Sunday, April 17, 2005

No Spin Zone

uw20

Via Rob MacDougall, we learn about the misfortunes of the UConn College Republicans, who invited Jim Hellwig — wrestling's erstwhile "Ultimate Warrior" — to speak in Storrs on April 5. Much to the surprise(?) of the assembled Republicans, Hellwig departed from his carefully-prepared, philosophical disquisition on the contours of liberty and wandered off into a homophobic and racist soliloquy. The Harford Advocate, describing a videotape of the performance, observed that
the first 44 minutes of Warrior's presentation were uneventful. He talked of rights and responsibilities, and his definition of conservatism: "preserving traditions that have worked throughout time, beginning with the simple idea that people need to think and provide for themselves."

Yes, things were fairly calm until Warrior described how liberal thinking has created an "abyss of moral relativity where everything is as legitimate as everything else.

"The broadest and most despicable illustration of this most destructive consequence of moral relativity," Warrior said, "is that barbarism, today, is as legitimate as civilization."

Warrior [went] on to provide specific examples that...illustrate[d] his point. He lament[ed] that that "the bum is as legitimate as the businessman ... , that queers are as legitimate as heterosexuals..., that Kwanzaa is just as legitimate as Santa Claus and Christmas."
Things only slid downhill after that. After explaining to the audience that "queering doesn't make the world work," Hellwig (who has apparently changed his name legally to "Warrior") continued to berate several members of the audience who questioned his supple views on life and politics. Although it seemed that the event might turn into a chair-throwing, turnbuckle-smashing, pile-driving catastrophe, police did not have to follow through on their threats to shut everything down early. To make a much longer story short, the College Republicans apologized, Warrior issued a press release ridiculing their cowardice, and in a completely unrelated story, two entomologists named three new species of slime mold after George W. Bush, Dick Cheney, and Donald Rumsfeld.

As for the Warrior, though, we really should expect nothing less from a man who greeted his fans on October 13 with the following message:
Hello warriors. The 13th of October, 13 is my favorite number (not an unfavorable one as many hold) -- who can tell me why? Happy Columbus Day. This White European DID not savage the Indian Savages as revisionist history books tell. Power to Christopher Columbus and his courageous journey.
Then again, what can you expect from a conservative political mood that froths madly about "activist judges" and declares holy war on Democrats who use the filibuster to block Bush's lunatic federal court appointees? Although the UConn College Republicans apologized for the event and pledged to continue "righting this wrong," their efforts to marginalize the Warrior may seem a little over-anxious given some of the events of the past few weeks.

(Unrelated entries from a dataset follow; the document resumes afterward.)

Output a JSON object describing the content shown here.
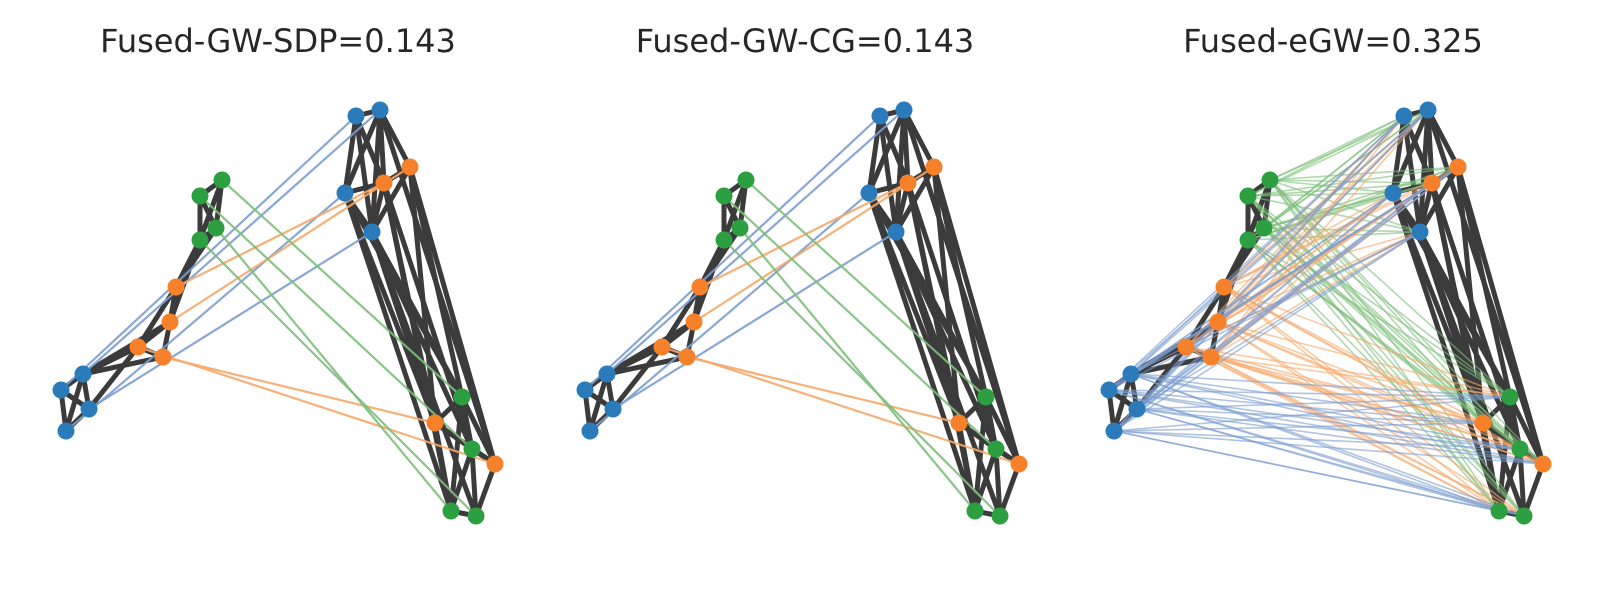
{
  "panels": [
    {
      "title": "Fused-GW-SDP=0.143",
      "coupling": "sparse"
    },
    {
      "title": "Fused-GW-CG=0.143",
      "coupling": "sparse"
    },
    {
      "title": "Fused-eGW=0.325",
      "coupling": "dense"
    }
  ],
  "colors": {
    "blue": "#2b7bba",
    "orange": "#f7812a",
    "green": "#2ca041",
    "edge": "#3b3b3b",
    "match_blue": "#7c9ed0",
    "match_orange": "#f7a86a",
    "match_green": "#7dbf7a"
  },
  "chart_data": {
    "type": "scatter",
    "description_keys": "Each panel shows two graphs (left and right) with colored nodes and matching lines between them.",
    "node_classes": [
      "blue",
      "orange",
      "green"
    ],
    "left_graph": {
      "nodes": [
        {
          "class": "green"
        },
        {
          "class": "green"
        },
        {
          "class": "green"
        },
        {
          "class": "green"
        },
        {
          "class": "orange"
        },
        {
          "class": "orange"
        },
        {
          "class": "orange"
        },
        {
          "class": "orange"
        },
        {
          "class": "blue"
        },
        {
          "class": "blue"
        },
        {
          "class": "blue"
        },
        {
          "class": "blue"
        }
      ]
    },
    "right_graph": {
      "nodes": [
        {
          "class": "blue"
        },
        {
          "class": "blue"
        },
        {
          "class": "blue"
        },
        {
          "class": "blue"
        },
        {
          "class": "orange"
        },
        {
          "class": "orange"
        },
        {
          "class": "orange"
        },
        {
          "class": "orange"
        },
        {
          "class": "green"
        },
        {
          "class": "green"
        },
        {
          "class": "green"
        },
        {
          "class": "green"
        }
      ]
    }
  }
}
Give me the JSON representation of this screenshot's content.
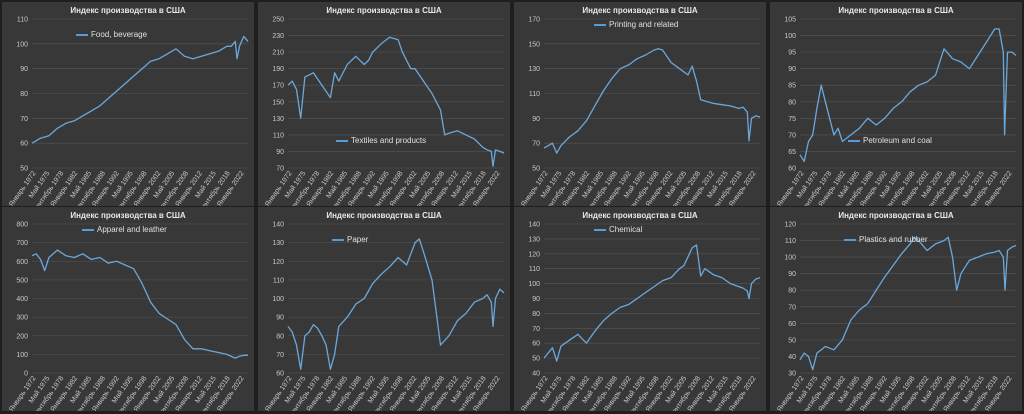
{
  "colors": {
    "background": "#383838",
    "line": "#6aa8dc",
    "grid": "#555555",
    "text": "#e8e8e8"
  },
  "chart_data": [
    {
      "type": "line",
      "title": "Индекс производства в США",
      "series_name": "Food, beverage",
      "legend_position": "top-left",
      "ylim": [
        50,
        110
      ],
      "ystep": 10,
      "x_tick_labels": [
        "Январь 1972",
        "Май 1975",
        "Сентябрь 1978",
        "Январь 1982",
        "Май 1985",
        "Сентябрь 1988",
        "Январь 1992",
        "Май 1995",
        "Сентябрь 1998",
        "Январь 2002",
        "Май 2005",
        "Сентябрь 2008",
        "Январь 2012",
        "Май 2015",
        "Сентябрь 2018",
        "Январь 2022"
      ],
      "x": [
        1972,
        1974,
        1976,
        1978,
        1980,
        1982,
        1984,
        1986,
        1988,
        1990,
        1992,
        1994,
        1996,
        1998,
        2000,
        2002,
        2004,
        2006,
        2008,
        2010,
        2012,
        2014,
        2016,
        2018,
        2019,
        2020,
        2020.4,
        2021,
        2022,
        2023
      ],
      "values": [
        60,
        62,
        63,
        66,
        68,
        69,
        71,
        73,
        75,
        78,
        81,
        84,
        87,
        90,
        93,
        94,
        96,
        98,
        95,
        94,
        95,
        96,
        97,
        99,
        99,
        101,
        94,
        99,
        103,
        101
      ]
    },
    {
      "type": "line",
      "title": "Индекс производства в США",
      "series_name": "Textiles and products",
      "legend_position": "bottom-center",
      "ylim": [
        70,
        250
      ],
      "ystep": 20,
      "x_tick_labels": [
        "Январь 1972",
        "Май 1975",
        "Сентябрь 1978",
        "Январь 1982",
        "Май 1985",
        "Сентябрь 1988",
        "Январь 1992",
        "Май 1995",
        "Сентябрь 1998",
        "Январь 2002",
        "Май 2005",
        "Сентябрь 2008",
        "Январь 2012",
        "Май 2015",
        "Сентябрь 2018",
        "Январь 2022"
      ],
      "x": [
        1972,
        1973,
        1974,
        1975,
        1976,
        1978,
        1980,
        1982,
        1983,
        1984,
        1986,
        1988,
        1990,
        1991,
        1992,
        1994,
        1996,
        1998,
        1999,
        2000,
        2001,
        2002,
        2004,
        2006,
        2008,
        2009,
        2010,
        2012,
        2014,
        2016,
        2018,
        2019,
        2020,
        2020.4,
        2021,
        2022,
        2023
      ],
      "values": [
        170,
        175,
        165,
        130,
        180,
        185,
        170,
        155,
        185,
        175,
        195,
        205,
        195,
        200,
        210,
        220,
        228,
        225,
        210,
        200,
        190,
        190,
        175,
        160,
        140,
        110,
        112,
        115,
        110,
        105,
        95,
        92,
        90,
        72,
        92,
        90,
        88
      ]
    },
    {
      "type": "line",
      "title": "Индекс производства в США",
      "series_name": "Printing and related",
      "legend_position": "top-center",
      "ylim": [
        50,
        170
      ],
      "ystep": 20,
      "x_tick_labels": [
        "Январь 1972",
        "Май 1975",
        "Сентябрь 1978",
        "Январь 1982",
        "Май 1985",
        "Сентябрь 1988",
        "Январь 1992",
        "Май 1995",
        "Сентябрь 1998",
        "Январь 2002",
        "Май 2005",
        "Сентябрь 2008",
        "Январь 2012",
        "Май 2015",
        "Сентябрь 2018",
        "Январь 2022"
      ],
      "x": [
        1972,
        1974,
        1975,
        1976,
        1978,
        1980,
        1982,
        1984,
        1986,
        1988,
        1990,
        1992,
        1994,
        1996,
        1998,
        1999,
        2000,
        2001,
        2002,
        2004,
        2006,
        2007,
        2008,
        2009,
        2010,
        2012,
        2014,
        2016,
        2018,
        2019,
        2020,
        2020.4,
        2021,
        2022,
        2023
      ],
      "values": [
        66,
        70,
        62,
        68,
        75,
        80,
        88,
        100,
        112,
        122,
        130,
        133,
        138,
        141,
        145,
        146,
        145,
        140,
        135,
        130,
        125,
        132,
        120,
        105,
        104,
        102,
        101,
        100,
        98,
        99,
        95,
        72,
        90,
        92,
        91
      ]
    },
    {
      "type": "line",
      "title": "Индекс производства в США",
      "series_name": "Petroleum and coal",
      "legend_position": "bottom-center",
      "ylim": [
        60,
        105
      ],
      "ystep": 5,
      "x_tick_labels": [
        "Январь 1972",
        "Май 1975",
        "Сентябрь 1978",
        "Январь 1982",
        "Май 1985",
        "Сентябрь 1988",
        "Январь 1992",
        "Май 1995",
        "Сентябрь 1998",
        "Январь 2002",
        "Май 2005",
        "Сентябрь 2008",
        "Январь 2012",
        "Май 2015",
        "Сентябрь 2018",
        "Январь 2022"
      ],
      "x": [
        1972,
        1973,
        1974,
        1975,
        1976,
        1977,
        1978,
        1979,
        1980,
        1981,
        1982,
        1984,
        1986,
        1988,
        1990,
        1992,
        1994,
        1996,
        1998,
        2000,
        2002,
        2004,
        2006,
        2008,
        2010,
        2012,
        2014,
        2016,
        2018,
        2019,
        2020,
        2020.3,
        2020.7,
        2021,
        2022,
        2023
      ],
      "values": [
        64,
        62,
        68,
        70,
        78,
        85,
        80,
        75,
        70,
        72,
        68,
        70,
        72,
        75,
        73,
        75,
        78,
        80,
        83,
        85,
        86,
        88,
        96,
        93,
        92,
        90,
        94,
        98,
        102,
        102,
        95,
        70,
        85,
        95,
        95,
        94
      ]
    },
    {
      "type": "line",
      "title": "Индекс производства в США",
      "series_name": "Apparel and leather",
      "legend_position": "top-center",
      "ylim": [
        0,
        800
      ],
      "ystep": 100,
      "x_tick_labels": [
        "Январь 1972",
        "Май 1975",
        "Сентябрь 1978",
        "Январь 1982",
        "Май 1985",
        "Сентябрь 1988",
        "Январь 1992",
        "Май 1995",
        "Сентябрь 1998",
        "Январь 2002",
        "Май 2005",
        "Сентябрь 2008",
        "Январь 2012",
        "Май 2015",
        "Сентябрь 2018",
        "Январь 2022"
      ],
      "x": [
        1972,
        1973,
        1974,
        1975,
        1976,
        1978,
        1980,
        1982,
        1984,
        1986,
        1988,
        1990,
        1992,
        1994,
        1996,
        1997,
        1998,
        1999,
        2000,
        2002,
        2004,
        2006,
        2008,
        2010,
        2012,
        2014,
        2016,
        2018,
        2020,
        2021,
        2022,
        2023
      ],
      "values": [
        630,
        640,
        610,
        550,
        620,
        660,
        630,
        620,
        640,
        610,
        620,
        590,
        600,
        580,
        560,
        520,
        480,
        430,
        380,
        320,
        290,
        260,
        180,
        130,
        130,
        120,
        110,
        100,
        80,
        90,
        95,
        95
      ]
    },
    {
      "type": "line",
      "title": "Индекс производства в США",
      "series_name": "Paper",
      "legend_position": "top-left",
      "ylim": [
        60,
        140
      ],
      "ystep": 10,
      "x_tick_labels": [
        "Январь 1972",
        "Май 1975",
        "Сентябрь 1978",
        "Январь 1982",
        "Май 1985",
        "Сентябрь 1988",
        "Январь 1992",
        "Май 1995",
        "Сентябрь 1998",
        "Январь 2002",
        "Май 2005",
        "Сентябрь 2008",
        "Январь 2012",
        "Май 2015",
        "Сентябрь 2018",
        "Январь 2022"
      ],
      "x": [
        1972,
        1973,
        1974,
        1975,
        1976,
        1977,
        1978,
        1979,
        1980,
        1981,
        1982,
        1983,
        1984,
        1986,
        1988,
        1990,
        1992,
        1994,
        1996,
        1998,
        2000,
        2001,
        2002,
        2003,
        2004,
        2006,
        2008,
        2010,
        2012,
        2014,
        2016,
        2018,
        2019,
        2020,
        2020.4,
        2021,
        2022,
        2023
      ],
      "values": [
        85,
        82,
        75,
        62,
        80,
        82,
        86,
        84,
        80,
        75,
        62,
        70,
        85,
        90,
        97,
        100,
        108,
        113,
        117,
        122,
        118,
        124,
        130,
        132,
        125,
        110,
        75,
        80,
        88,
        92,
        98,
        100,
        102,
        98,
        85,
        100,
        105,
        103
      ]
    },
    {
      "type": "line",
      "title": "Индекс производства в США",
      "series_name": "Chemical",
      "legend_position": "top-center",
      "ylim": [
        40,
        140
      ],
      "ystep": 10,
      "x_tick_labels": [
        "Январь 1972",
        "Май 1975",
        "Сентябрь 1978",
        "Январь 1982",
        "Май 1985",
        "Сентябрь 1988",
        "Январь 1992",
        "Май 1995",
        "Сентябрь 1998",
        "Январь 2002",
        "Май 2005",
        "Сентябрь 2008",
        "Январь 2012",
        "Май 2015",
        "Сентябрь 2018",
        "Январь 2022"
      ],
      "x": [
        1972,
        1974,
        1975,
        1976,
        1978,
        1980,
        1982,
        1984,
        1986,
        1988,
        1990,
        1992,
        1994,
        1996,
        1998,
        2000,
        2002,
        2004,
        2005,
        2006,
        2007,
        2008,
        2009,
        2010,
        2012,
        2014,
        2016,
        2018,
        2019,
        2020,
        2020.4,
        2021,
        2022,
        2023
      ],
      "values": [
        50,
        57,
        48,
        58,
        62,
        66,
        60,
        68,
        75,
        80,
        84,
        86,
        90,
        94,
        98,
        102,
        104,
        110,
        112,
        118,
        124,
        126,
        105,
        110,
        106,
        104,
        100,
        98,
        97,
        95,
        90,
        100,
        103,
        104
      ]
    },
    {
      "type": "line",
      "title": "Индекс производства в США",
      "series_name": "Plastics and rubber",
      "legend_position": "top-left",
      "ylim": [
        30,
        120
      ],
      "ystep": 10,
      "x_tick_labels": [
        "Январь 1972",
        "Май 1975",
        "Сентябрь 1978",
        "Январь 1982",
        "Май 1985",
        "Сентябрь 1988",
        "Январь 1992",
        "Май 1995",
        "Сентябрь 1998",
        "Январь 2002",
        "Май 2005",
        "Сентябрь 2008",
        "Январь 2012",
        "Май 2015",
        "Сентябрь 2018",
        "Январь 2022"
      ],
      "x": [
        1972,
        1973,
        1974,
        1975,
        1976,
        1978,
        1980,
        1982,
        1984,
        1986,
        1988,
        1990,
        1992,
        1994,
        1996,
        1998,
        1999,
        2000,
        2002,
        2004,
        2006,
        2007,
        2008,
        2009,
        2010,
        2012,
        2014,
        2016,
        2018,
        2019,
        2020,
        2020.4,
        2021,
        2022,
        2023
      ],
      "values": [
        38,
        42,
        40,
        32,
        42,
        46,
        44,
        50,
        62,
        68,
        72,
        80,
        88,
        95,
        102,
        108,
        112,
        110,
        104,
        108,
        110,
        112,
        100,
        80,
        90,
        98,
        100,
        102,
        103,
        104,
        100,
        80,
        104,
        106,
        107
      ]
    }
  ]
}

Quick quiz for you. See if you can guess which of the following are lines from the Warrior and which are from elected Republican officials or their staff members:

(1) "I'm a radical! I'm a real extremist. I don't want to impeach judges. I want to impale them!"
(2) "We will look at an arrogant, out of control, unaccountable judiciary that thumbed their nose at the Congress and president when given jurisdiction to hear this case anew and look at all the facts ... The time will come for the men responsible for this to answer for their behavior, but not today."
(3) "I don't know if there is a cause-and-effect connection, but we have seen some recent episodes of courthouse violence in this country. . . . And I wonder whether there may be some connection between the perception in some quarters, on some occasions, where judges are making political decisions yet are unaccountable to the public, that it builds up and builds up and builds up to the point where some people engage in, engage in violence."
(4) "Cause you see, the way the rules are now -- built on the basis that there is a right and a wrong, that there is a true and a false and that there is a good and an evil, that there is civil and uncivil, that there is decent and indecent, that there is reverent and irreverent and all the other alternatives on and on -- society is absent TOTAL anarchy. But if thinking, correct conclusions, and positive outcomes are not part of the equation anymore, at all, those getting away with ignorance and all the other feel-good-isms, today, will not even have a voice, except a quivering one, when all hell breaks loose."